Она подошла к этажерке и взяла какую-то книгу, намереваясь полежать в гамаке. Дама, лежащая в гамаке, не может быть без книги. Гамак для того и существует, чтобы в нем лежать с книгой в руках. Можно ее при этом и не читать…

Они пошли в сад. Милия легла в гамак и открыла книгу. Карл качал гамак.

— Вы читали «Гараган»[22]? — спросила она Волдиса.

— Да, на военной службе. У нас в ротной библиотечке была «Неделя»[23], там печатался этот роман.

— Какая захватывающая вещь! И ведь он любил Глорию. Не знаю почему, но меня злит, что они в конце не сошлись опять. Как бы это было хорошо! Как вы думаете?

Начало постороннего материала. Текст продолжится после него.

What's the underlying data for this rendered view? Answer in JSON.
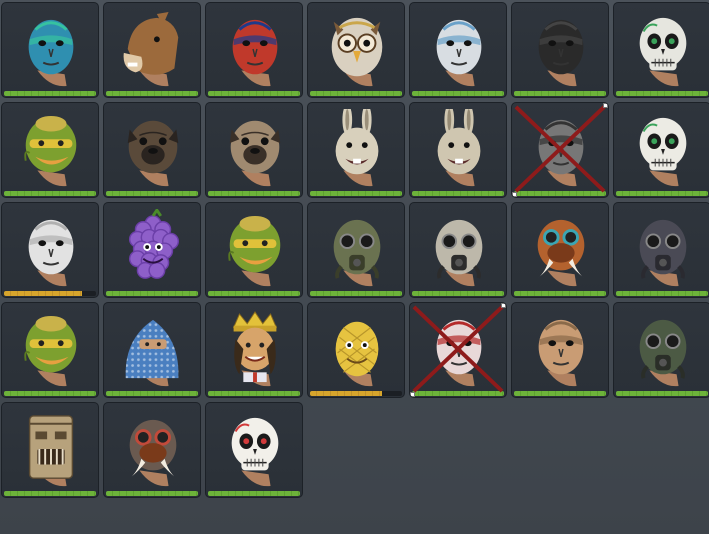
{
  "inventory": {
    "slots": [
      {
        "name": "blue-tribal-mask",
        "kind": "face",
        "paint": "#2f8fb0",
        "accent": "#36c2a0",
        "progress": 1.0,
        "bar": "green"
      },
      {
        "name": "horse-mask",
        "kind": "horse",
        "paint": "#9c6a3c",
        "accent": "#e0c9a8",
        "progress": 1.0,
        "bar": "green"
      },
      {
        "name": "flag-paint-mask",
        "kind": "face",
        "paint": "#c0392b",
        "accent": "#1e3a8a",
        "progress": 1.0,
        "bar": "green"
      },
      {
        "name": "owl-mask",
        "kind": "owl",
        "paint": "#d9d0c0",
        "accent": "#e3a93a",
        "progress": 1.0,
        "bar": "green"
      },
      {
        "name": "white-ape-mask",
        "kind": "face",
        "paint": "#d8dde2",
        "accent": "#6aa1c9",
        "progress": 1.0,
        "bar": "green"
      },
      {
        "name": "black-face-mask",
        "kind": "face",
        "paint": "#2a2a2a",
        "accent": "#444",
        "progress": 1.0,
        "bar": "green"
      },
      {
        "name": "skull-mask",
        "kind": "skull",
        "paint": "#e6e6df",
        "accent": "#3aa35a",
        "progress": 1.0,
        "bar": "green"
      },
      {
        "name": "green-lizard-mask",
        "kind": "lizard",
        "paint": "#7da02f",
        "accent": "#e0c13a",
        "progress": 1.0,
        "bar": "green"
      },
      {
        "name": "pug-mask-dark",
        "kind": "pug",
        "paint": "#5a4a3a",
        "accent": "#2a2420",
        "progress": 1.0,
        "bar": "green"
      },
      {
        "name": "pug-mask-light",
        "kind": "pug",
        "paint": "#a08a70",
        "accent": "#3a3028",
        "progress": 1.0,
        "bar": "green"
      },
      {
        "name": "bunny-mask",
        "kind": "bunny",
        "paint": "#d8d0bc",
        "accent": "#9a8f7a",
        "progress": 1.0,
        "bar": "green"
      },
      {
        "name": "bunny-mask-2",
        "kind": "bunny",
        "paint": "#cfc6b0",
        "accent": "#958a74",
        "progress": 1.0,
        "bar": "green"
      },
      {
        "name": "crossed-out-mask",
        "kind": "face",
        "paint": "#777",
        "accent": "#333",
        "progress": 1.0,
        "bar": "green",
        "crossed": true
      },
      {
        "name": "skull-mask-2",
        "kind": "skull",
        "paint": "#ecebe4",
        "accent": "#3aa35a",
        "progress": 1.0,
        "bar": "green"
      },
      {
        "name": "yeti-mask",
        "kind": "face",
        "paint": "#e2e2e2",
        "accent": "#b0b0b0",
        "progress": 0.85,
        "bar": "yellow"
      },
      {
        "name": "grape-mask",
        "kind": "grape",
        "paint": "#8e5fc9",
        "accent": "#6b3fa8",
        "progress": 1.0,
        "bar": "green"
      },
      {
        "name": "green-lizard-mask-2",
        "kind": "lizard",
        "paint": "#7da02f",
        "accent": "#e0c13a",
        "progress": 1.0,
        "bar": "green"
      },
      {
        "name": "gas-mask",
        "kind": "gas",
        "paint": "#6a7250",
        "accent": "#3a3e2a",
        "progress": 1.0,
        "bar": "green"
      },
      {
        "name": "skull-gas-mask",
        "kind": "gas",
        "paint": "#bdb8aa",
        "accent": "#2c2c2c",
        "progress": 1.0,
        "bar": "green"
      },
      {
        "name": "walrus-mask",
        "kind": "walrus",
        "paint": "#b4622e",
        "accent": "#3ba6b3",
        "progress": 1.0,
        "bar": "green"
      },
      {
        "name": "dark-gas-mask",
        "kind": "gas",
        "paint": "#4a4a55",
        "accent": "#2a2a30",
        "progress": 1.0,
        "bar": "green"
      },
      {
        "name": "green-lizard-mask-3",
        "kind": "lizard",
        "paint": "#7da02f",
        "accent": "#e0c13a",
        "progress": 1.0,
        "bar": "green"
      },
      {
        "name": "bandana-mask",
        "kind": "bandana",
        "paint": "#4a7fc0",
        "accent": "#dfe9f5",
        "progress": 1.0,
        "bar": "green"
      },
      {
        "name": "king-mask",
        "kind": "king",
        "paint": "#d7a46a",
        "accent": "#e3c23a",
        "progress": 1.0,
        "bar": "green"
      },
      {
        "name": "pineapple-mask",
        "kind": "pineapple",
        "paint": "#e6c340",
        "accent": "#b8962a",
        "progress": 0.78,
        "bar": "yellow"
      },
      {
        "name": "crossed-out-demon-mask",
        "kind": "face",
        "paint": "#e8d8d8",
        "accent": "#b42a2a",
        "progress": 1.0,
        "bar": "green",
        "crossed": true
      },
      {
        "name": "aviator-mask",
        "kind": "face",
        "paint": "#c99c74",
        "accent": "#8a6a4a",
        "progress": 1.0,
        "bar": "green"
      },
      {
        "name": "dark-gas-mask-2",
        "kind": "gas",
        "paint": "#4c5a44",
        "accent": "#2a2e28",
        "progress": 1.0,
        "bar": "green"
      },
      {
        "name": "tiki-mask",
        "kind": "tiki",
        "paint": "#b7a27c",
        "accent": "#5a4a32",
        "progress": 1.0,
        "bar": "green"
      },
      {
        "name": "tusk-gas-mask",
        "kind": "walrus",
        "paint": "#6a5a50",
        "accent": "#c24a3a",
        "progress": 1.0,
        "bar": "green"
      },
      {
        "name": "sugar-skull-mask",
        "kind": "skull",
        "paint": "#f2f0ea",
        "accent": "#d23a3a",
        "progress": 1.0,
        "bar": "green"
      }
    ]
  }
}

— Может быть, и хорошо, но в жизни не всегда происходит только хорошее. Мне кажется, трагический конец в этой книге придуман для того, чтобы хоть сколько-нибудь ослабить впечатление от натянутости, фальшивого драматизма, пафоса и авантюрного характера романа.

Волдис сел на качалку и смотрел по сторонам: на яблони, на столбики изгороди, на прохожих, на пыльные носки своих ботинок. Разговаривая с Милией, он старался не смотреть на нее. Под белой тканью узкой блузки, плотно облегавшей Милию, резко обозначалась упругая грудь. Может, Милия нарочно так лежит, выставляя напоказ красоту своего тела? Тогда она должна быть опытной кокеткой — ни одна актриса не сумела бы лучше показать достоинства своей фигуры. Охваченный смятением Волдис не в силах был оторвать глаз от гамака. Он думал об этой женщине, невесте своего друга. Как она ему нравилась!

К счастью, Милии наконец надоело позировать в гамаке. Она соскочила на землю и извинилась перед гостями:

— Пора собираться на гулянье. Может быть, вы займете друг друга, пока я переоденусь? Если надоест ждать, входите и заводите граммофон. — Она убежала, потряхивая пышноволосой мальчишеской головкой.

— Что ты скажешь о ней? — спросил Карл, когда Милия исчезла за углом дома.

— Интересная девушка. Наверно, с капризами. Впрочем, у какой женщины их нет?

— Да, она красивая. Я с ней знаком уже несколько лет.

— За кого ты себя здесь выдаешь?

— Здесь мне нечего притворяться. Они знают обо мне правду. И кроме того, — Карл понизил голос и слегка покраснел, — у меня серьезные намерения.

— Ты женишься на ней?

— Надеюсь, когда-нибудь это произойдет…

И он рассказал о своей даме сердца. Отец ее — мастер на какой-то фабрике. Этот домик — их собственность. Милия несколько лет училась в средней школе, и даже не в одной, каждый год в новой. Точно неизвестно, сколько классов окончила она, — может быть, два, а может быть, три[24].

«То есть как раз столько, — подумал Волдис, — чтобы дочь рабочего начала стыдиться своего класса, черной работы и родственников. Такие курьезы встречаются на каждом шагу, дети хотят подняться выше уровня своей семьи. Они хотят быть «чем-нибудь получше», но до «лучшего» не хватает нескольких ступенек. Завязнув на полдороге, они прозябают до тех пор, пока жизнь не сломит их или не отбросит с презрением обратно, в тот круг, откуда они вышли».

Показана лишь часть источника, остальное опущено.